Paul Kellner wäre am 8. Mai 90 geworden.
Ein Charakteristikum des siebenbürgischen Musiklebens besteht seit jeher darin, dass Laienmusiker mit Berufsmusikern in Orchestern, ­Instrumentalgruppen, Vokalensembles, Blaskapellen und in der Unterhaltungsmusik zusammenwirkten oder als Solisten, Komponisten oder Kirchenmusiker hervortraten. Oft hatten sich diejenigen, die musikalischen Beschäftigungen nicht berufsmäßig nachgingen, einer soliden privaten Ausbildung oder eines autodidaktischen Studiums befleißigt, und oft ragten sie im Musikleben hervor, vertraten in vortrefflicher Weise eine bestimmte Musiksparte. So die Komponisten Martin Fay, Anton Hubatschek, Soterius von Sachsenheim, Friedrich Schiel, Josef Eisenburger, Emil Fischer, Gerhard Schuster, Heinrich Bretz, Rudolf Chrestel, Rudolf Kess, Hermann Morres, Gustav Schmidt, Robert Jacobi, Karl Knopf, die Geiger Carl von Máthéfi, Johann Baptist Teutsch, Andreas Weiserth, der Pianist Julius Kovács oder der Cellist Richard Weißkircher, um nur einige der namhaftesten zu erwähnen. Manche von ihnen erwarben sich bemerkenswerte Verdienste auch als Anreger und Förderer im Musikleben Siebenbürgens. Eine eigene Kategorie Musiker ist in denen zu sehen, die ein Musikstudium absolviert hatten, ihren späteren Lebensunterhalt jedoch in einem anderen Beruf fanden. Schließlich muss derjenigen gedacht werden, denen kriegsbedingte Not- und Ausnahmesituationen oder wirtschaftliche und finanzielle Hindernisse ein Musikstudium verwehrten; sie mussten sich ihr Können und Wissen auf Umwegen erwerben.

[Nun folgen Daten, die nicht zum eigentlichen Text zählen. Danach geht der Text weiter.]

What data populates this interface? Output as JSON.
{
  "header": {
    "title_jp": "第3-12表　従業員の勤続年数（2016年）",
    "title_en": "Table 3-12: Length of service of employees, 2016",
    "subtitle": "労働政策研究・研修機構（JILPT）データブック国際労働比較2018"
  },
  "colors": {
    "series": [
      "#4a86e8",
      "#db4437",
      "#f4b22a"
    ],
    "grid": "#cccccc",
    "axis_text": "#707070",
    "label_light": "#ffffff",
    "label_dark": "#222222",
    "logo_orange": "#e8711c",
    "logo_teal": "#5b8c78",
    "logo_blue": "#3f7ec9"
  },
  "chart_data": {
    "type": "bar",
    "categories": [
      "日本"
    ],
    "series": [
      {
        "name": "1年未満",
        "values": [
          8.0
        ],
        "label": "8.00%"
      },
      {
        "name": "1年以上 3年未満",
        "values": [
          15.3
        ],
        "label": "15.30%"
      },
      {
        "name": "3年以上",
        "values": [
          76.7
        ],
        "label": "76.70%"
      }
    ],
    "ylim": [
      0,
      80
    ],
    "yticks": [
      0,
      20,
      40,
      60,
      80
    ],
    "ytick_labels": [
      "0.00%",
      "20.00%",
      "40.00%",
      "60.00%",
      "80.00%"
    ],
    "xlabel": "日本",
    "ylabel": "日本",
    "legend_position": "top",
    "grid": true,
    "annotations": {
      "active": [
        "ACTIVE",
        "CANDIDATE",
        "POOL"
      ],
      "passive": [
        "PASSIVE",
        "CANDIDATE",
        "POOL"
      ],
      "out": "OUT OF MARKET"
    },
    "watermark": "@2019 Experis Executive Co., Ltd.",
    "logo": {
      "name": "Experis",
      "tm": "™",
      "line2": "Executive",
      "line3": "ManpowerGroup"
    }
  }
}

Zahlreiche Leiter von Blaskapellen gehörten zu diesen Laienmusikern. Einige machten sich einen Namen. Zu ihnen gehört Paul Kellner, ­geboren am 8. Mai 1921 in Reps. Bereits als Schüler in den letzten Klassen der Kronstädter Höheren Handelsschule leitete er als Primus musi­cus die Blaskapelle der Schülerorganisation „Coetus Mercurii“ bis zu deren Auflösung bzw. Unterstellung unter die nationalsozialistische Landesjugendführung. Sein Ansehen war so gewachsen, dass man ihm die Leitung einer Kronstädter Auswahlkapelle übertrug, mit der er eine Auslandstournee vorbereitete. Der Krieg vereitelte nicht nur dieses Vorhaben, sondern auch die Absicht Kellners, Musik zu studieren. Kriegsdienst und Kriegsfolgen verschlugen ihn nach Deutschland. Er heiratete und ging zunächst als Kaufmann nach München, danach als Heimleiter in das Siebenbürgerheim nach Lechbruck. Seine musikalischen Erfolge setzte er als Dirigent der Lechbrucker Stadtkapelle fort. Seiner Ehe mit Liselotte, geborene Helf, entstammen zwei Töchter. Kellner starb am 31. Januar 1994 in Rimsting, wo er die letzten Jahre als Rentner verbracht hatte.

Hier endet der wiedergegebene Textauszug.